Where should I go and where should I avoid.
Please let me know your thoughts. Thank you


----------



## perropedorro (Mar 19, 2016)

Welcome! Calgary to Tulum sounds like a blast, but guessing you've already heard the worry warts try to dissuade a young lady from traveling alone to Mexico. Use common sense and the advice you'll get here and you'll be safe as anywhere. Are you talking about getting car or traveler health coverage? Shots, probably don't need anything special for Mexico. Your Canadian car insurance won't be valid. If you're staying a while, a six month liability policy costs about the same as two weeks of coverage, $350 or so and many outfits will sell you a policy online before you leave. You'll also need a temporary vehicle importation when you cross into Mexico, along with your 180 day tourist card. As far as which route to take, most would say through El Paso or Laredo--but don't cross anywhere farther east, like Brownsville, or you'll be going through Tamaulipas, the most insecure region of Mexico.
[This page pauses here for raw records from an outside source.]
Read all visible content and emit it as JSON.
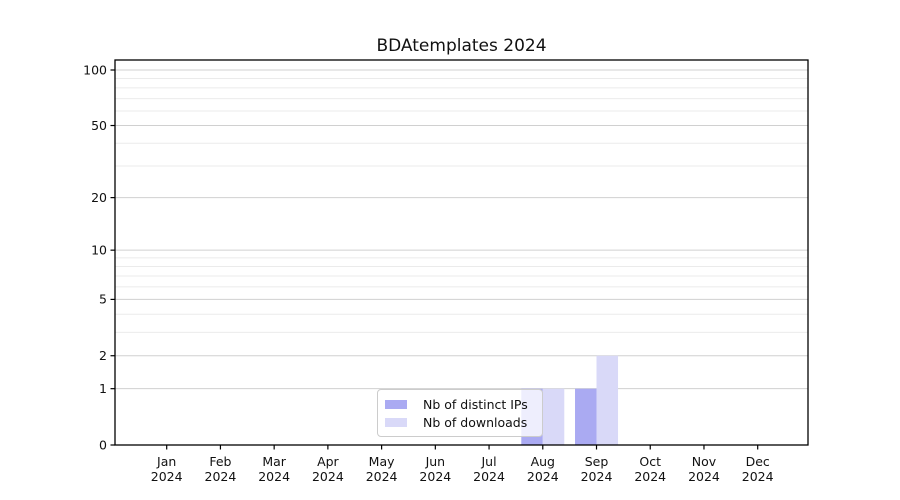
{
  "chart_data": {
    "type": "bar",
    "title": "BDAtemplates 2024",
    "categories": [
      {
        "label": "Jan",
        "sublabel": "2024"
      },
      {
        "label": "Feb",
        "sublabel": "2024"
      },
      {
        "label": "Mar",
        "sublabel": "2024"
      },
      {
        "label": "Apr",
        "sublabel": "2024"
      },
      {
        "label": "May",
        "sublabel": "2024"
      },
      {
        "label": "Jun",
        "sublabel": "2024"
      },
      {
        "label": "Jul",
        "sublabel": "2024"
      },
      {
        "label": "Aug",
        "sublabel": "2024"
      },
      {
        "label": "Sep",
        "sublabel": "2024"
      },
      {
        "label": "Oct",
        "sublabel": "2024"
      },
      {
        "label": "Nov",
        "sublabel": "2024"
      },
      {
        "label": "Dec",
        "sublabel": "2024"
      }
    ],
    "series": [
      {
        "name": "Nb of distinct IPs",
        "color": "#aaaaf2",
        "values": [
          0,
          0,
          0,
          0,
          0,
          0,
          0,
          1,
          1,
          0,
          0,
          0
        ]
      },
      {
        "name": "Nb of downloads",
        "color": "#d9d9f8",
        "values": [
          0,
          0,
          0,
          0,
          0,
          0,
          0,
          1,
          2,
          0,
          0,
          0
        ]
      }
    ],
    "y_scale": "log1p",
    "y_tick_values": [
      0,
      1,
      2,
      5,
      10,
      20,
      50,
      100
    ],
    "y_tick_labels": [
      "0",
      "1",
      "2",
      "5",
      "10",
      "20",
      "50",
      "100"
    ],
    "y_minor_gridline_values": [
      3,
      4,
      6,
      7,
      8,
      9,
      30,
      40,
      60,
      70,
      80,
      90
    ],
    "ylim": [
      0,
      113
    ],
    "grid": "horizontal",
    "legend_position": "lower-center",
    "colors": {
      "major_grid": "#d0d0d0",
      "minor_grid": "#ebebeb",
      "axis": "#000000",
      "text": "#111111",
      "background": "#ffffff"
    }
  }
}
If gas is still a loonie per litre in Canada you'll be paying the same, 14 pesos, in Mexico, but far less in the U.S. Also consider and be prepared to pay 
autopista tolls, which will cost about as much as gas, and most don't accept dollars or credit cards,. You said an old car, but I'll assume it's been checked out, but should you need repairs they'll be a small fraction of the cost in Mexico as in the U.S. Have a great trip.


----------



## Bcgirl (Jul 14, 2016)

Thanks every much. If you have any other tips please let me know. Greatly appreciated


----------



## Anonimo (Apr 8, 2012)

My tip is to fly, don't drive. You can rent a car when you arrive.


----------



## Meritorious-MasoMenos (Apr 17, 2014)

"Old car" is a big flag for me.
A long drive putting a few hundred miles per day, especially in extreme weather conditions and mountains and deserts will put extreme strain on any car, but especially an older vehicle.
Even older cars seem to have computer programs that tell them to break down in isolated areas rather than the middle of cities.
You have to have a cell phone that is unlocked which means you'll be able to buy a new SIM card for local coverage in Mexico.
You have to do research to see if your make and model is sold in Mexico, because if it isn't, you won't be able to get spare parts for it in Mexico. I had experience with this. It meant the repair service sending to the States, which can take many weeks.
Read the news. A young foreign woman is automatically a target.
If you must come down in an old car, I suggest you seek out via some internet service other young women who want to drive to Mexico and are even willing to share expenses.
I drove twice from NY to Mexico, and once on to Guatemala and was easily able to find two other strangers both times (whom you should obviously vet) who didn't have cars but wanted to go overland. They eagerly shared expenses and driving and were boon companions even if they don't go the entire length.


----------



## perropedorro (Mar 19, 2016)

Depends on how good a shape the old car is in, but you bring up a very good point about availability of parts in Mexico, which is dependent on when the make/model was sold there. Even newer Kia/Hundai drivers will be SOL, given that the brand just started to sell in Mexico. Last year I drove a 2004 Kia and the mechanic had to improvise some parts. On the good side I've had far better experience with mechanics in Mexico than NOB. They tend to be more inventive with solutions, especially with older vehicles, and less likely to insist on unnecessary work. And the best thing is, if you run into a crooked one, the ripoff will be for far less than in the U.S. Also had the experience of breaking down and far from spare parts for my Toyota--before that brand was being sold in Mexico. Took 4 days to get the parts and the mechanic invited me to stay at his home, which I did. Sometimes the journey is more fun than the destination.


----------